Realistically, you can't assume that level of knowledge, certainly not in Britain at any rate (I still can't believe that what little grammar gets taught in schools here only ever seems to get taught in foreign language classes, not in English ones; that no doubt explains part of the country's comparatively low foreign language skills.) So what does that leave you with? Something like:
"When you say a word that refers to a person, place, or thing* and ends in -ni (mostly -aani), you put the emphasis at the end or just before the end, it doesn't matter which."

"If you have a word that means doing something* that has -ad'd'-, -at- added at the end, then to order one person to do that you add -ád'd'i, -ád'd'u, and to order them not to do that you add -atín(n)i, see 10.10."
(*Yes, I know that syntactic tests like whether they can be the object of a preposition yield more accurate definitions, but in practice these are a good first approximation, and the former does work even on gerunds: "Killing is a bad thing", so "killing" is a noun, but *"Kill is a bad thing", so "kill" isn't.)

Could this be done algorithmically? A simple substitution table would certainly not be enough. Just try it with any set of definitions you can think of:
"Words referring to a person, place, or thing ending in -ni (mostly -aani) have final or pre-final emphasis such that it doesn't matter which."

"Words that mean doing something with the words that mean doing something extension -ad'd'-, -at- have an agreeing order-giving one-entity: -ád'd'i, -ád'd'u and a denying order-giving one-entity: -atín(n)i, see 10.10." (p. 72)
Not terribly helpful, I think you'll agree... To come up with something a little more helpful (and I'm sure my renditions could be improved on) we had to change the whole structure of the sentence.
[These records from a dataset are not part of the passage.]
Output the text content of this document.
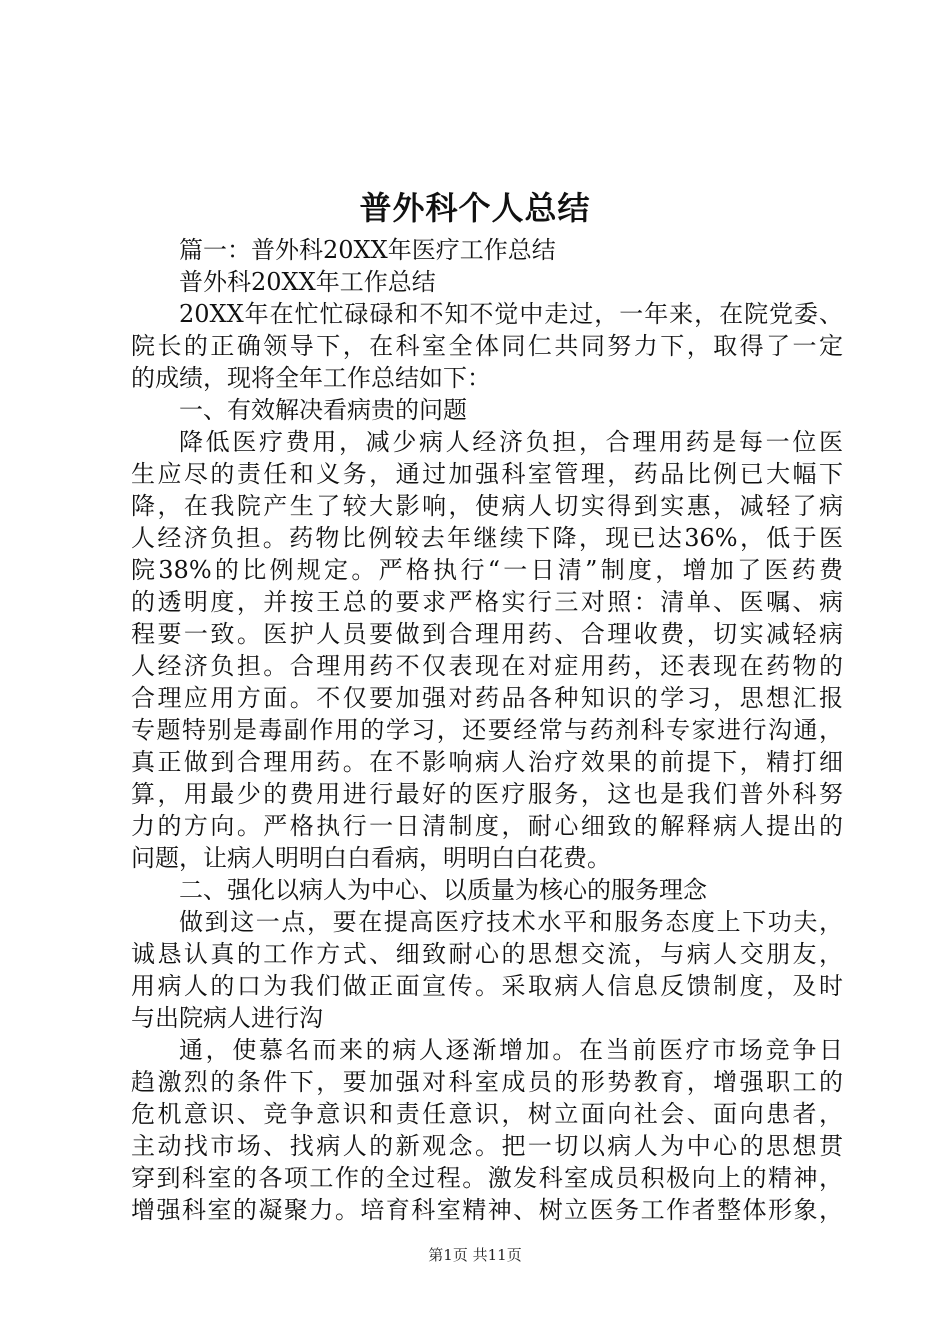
普外科个人总结
篇一：普外科20XX年医疗工作总结
普外科20XX年工作总结
20XX年在忙忙碌碌和不知不觉中走过，一年来，在院党委、
院长的正确领导下，在科室全体同仁共同努力下，取得了一定
的成绩，现将全年工作总结如下：
一、有效解决看病贵的问题
降低医疗费用，减少病人经济负担，合理用药是每一位医
生应尽的责任和义务，通过加强科室管理，药品比例已大幅下
降，在我院产生了较大影响，使病人切实得到实惠，减轻了病
人经济负担。药物比例较去年继续下降，现已达36%，低于医
院38%的比例规定。严格执行“一日清”制度，增加了医药费
的透明度，并按王总的要求严格实行三对照：清单、医嘱、病
程要一致。医护人员要做到合理用药、合理收费，切实减轻病
人经济负担。合理用药不仅表现在对症用药，还表现在药物的
合理应用方面。不仅要加强对药品各种知识的学习，思想汇报
专题特别是毒副作用的学习，还要经常与药剂科专家进行沟通，
真正做到合理用药。在不影响病人治疗效果的前提下，精打细
算，用最少的费用进行最好的医疗服务，这也是我们普外科努
力的方向。严格执行一日清制度，耐心细致的解释病人提出的
问题，让病人明明白白看病，明明白白花费。
二、强化以病人为中心、以质量为核心的服务理念
做到这一点，要在提高医疗技术水平和服务态度上下功夫，
诚恳认真的工作方式、细致耐心的思想交流，与病人交朋友，
用病人的口为我们做正面宣传。采取病人信息反馈制度，及时
与出院病人进行沟
通，使慕名而来的病人逐渐增加。在当前医疗市场竞争日
趋激烈的条件下，要加强对科室成员的形势教育，增强职工的
危机意识、竞争意识和责任意识，树立面向社会、面向患者，
主动找市场、找病人的新观念。把一切以病人为中心的思想贯
穿到科室的各项工作的全过程。激发科室成员积极向上的精神，
增强科室的凝聚力。培育科室精神、树立医务工作者整体形象，
第1页 共11页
Even then, at some point it's probably going to be more effective to just teach the person the grammatical notions and let them go forward from there than to keep giving brief explanations of the same notion over and over again.

The problem is certainly not unique to linguistics. Medicine, law, ecology - most fields have technical vocabularies that pose an obstacle to non-specialists, who will often have good reason to be interested in trying to make sense of them. Is there any role for algorithms in this (apart from obvious things like hyperlinking technical terms to dictionary entries)? It's well outside my usual field, but it would be interesting to hear of any attempts.